Novas regras, pouco diálogo
Uma reflexão sobre as incongruências das medidas governamentais

O setor produtivo brasileiro tem sido constantemente agredido por novas medidas que afetam a rotina de trabalho, sem que seja ouvido previamente. Além das possíveis alterações na escala – quando se pretende reduzir a carga, mas manter os salários, o que evidentemente é uma conta que não fecha – agora surge a exigência de que as empresas gerenciem riscos ocupacionais, sob a ameaça de que possam ser fiscalizadas e multadas sem haver sequer uma denúncia.
Essa nova obrigação aos empreendedores veio com a atualização da Norma Regulamentadora número 1, a chamada NR-1. A principal mudança é que os chamados riscos psicossociais — ligados à forma como o trabalho é organizado — passam a integrar o gerenciamento de riscos ocupacionais das empresas, ao lado dos físicos, químicos, biológicos e de acidente.
Isso significa que, na prática, situações como metas abusivas, jornadas exaustivas, assédio moral ou sexual, pressão excessiva, conflitos interpessoais, entre outros entram oficialmente no radar da fiscalização. Esses fatores já eram analisados de forma indireta, sobretudo a partir das normas de ergonomia, mas agora se tornam exigência explícita no Programa de Gerenciamento de Riscos.

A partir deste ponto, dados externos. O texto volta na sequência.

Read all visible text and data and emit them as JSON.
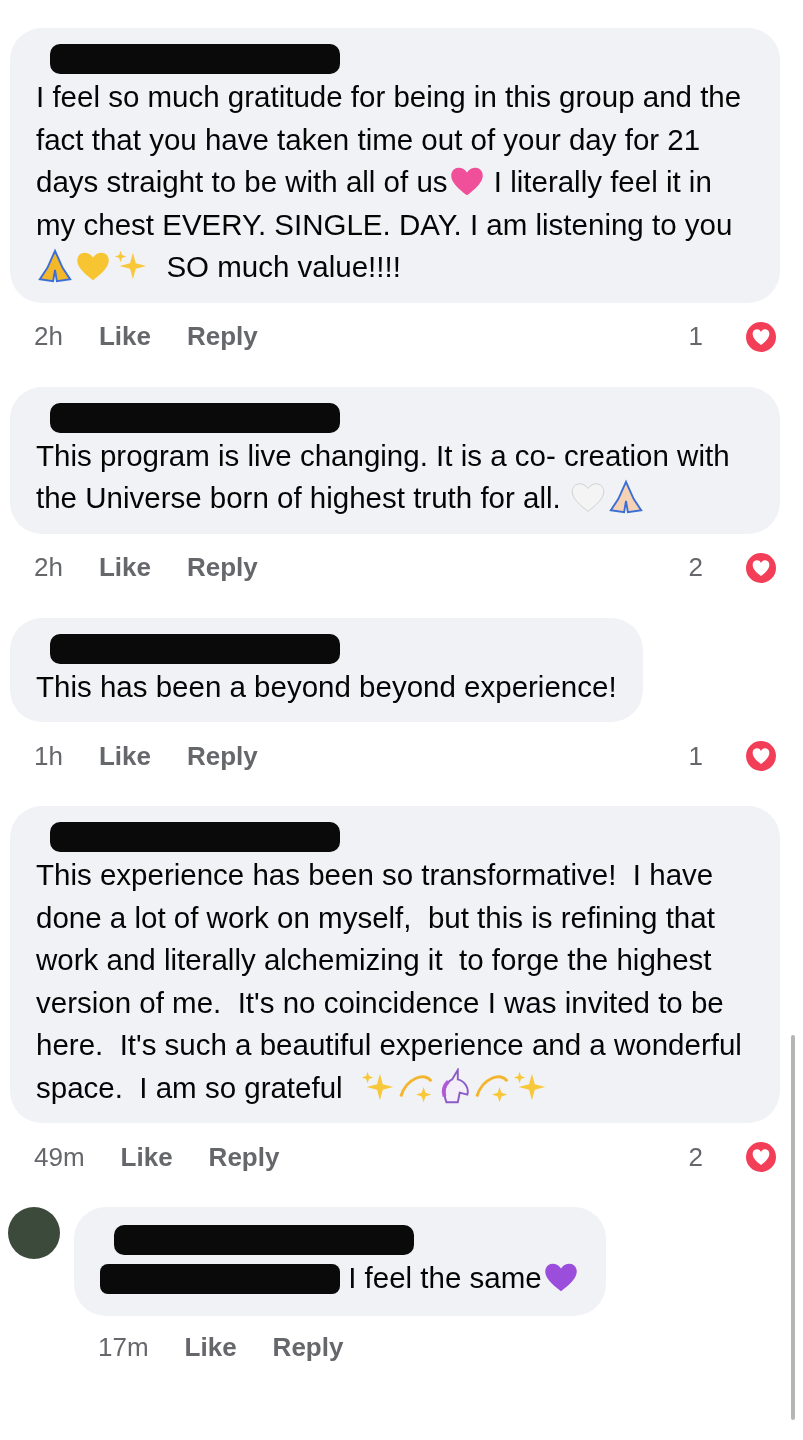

Daí, vem a pergunta: de que forma ocorrerá a fiscalização? Quais serão os critérios para mensurar essa lista de riscos? O que o setor produtivo vê e repudia é que se está diante de novas regras subjetivas, que podem levar a punições injustas e onerosas. O que motivou essa atualização foi o crescente aumento de casos de transtorno mental registrado em ambientes laborais.
E, sim, é muito louvável ver que a saúde mental entra no radar das autoridades; afinal esse é um problema dos novos tempos. Mas, a forma como isso cai no colo dos empreendedores é que está errada.
Além disso, as alterações levam a refletir sobre a real causa dos problemas mentais. O labor está ligado à saúde. A produtividade faz com que as pessoas se sintam capazes, aptas e bem. Trabalhar traz energia e prosperidade. Faz com que os cidadãos se sintam úteis. Parece contraditório estabelecer essas novas regras ao mesmo tempo em que se quer diminuir a jornada de trabalho.
Em ambos os casos, as discussões foram superficiais e sem ouvir o lado dos empreendedores. O que o setor produtivo vê são mais e mais regras que podem inviabilizar a geração de emprego e a progressão do ambiente econômico.
Seguimos defendendo que o caminho do diálogo seja a conduta para adequar o que é bom aos empreendedores e aos trabalhadores. Isso passa pela negociação coletiva, que deve prevalecer sempre. Em especial diante da grandiosidade e da diversidade do nosso país.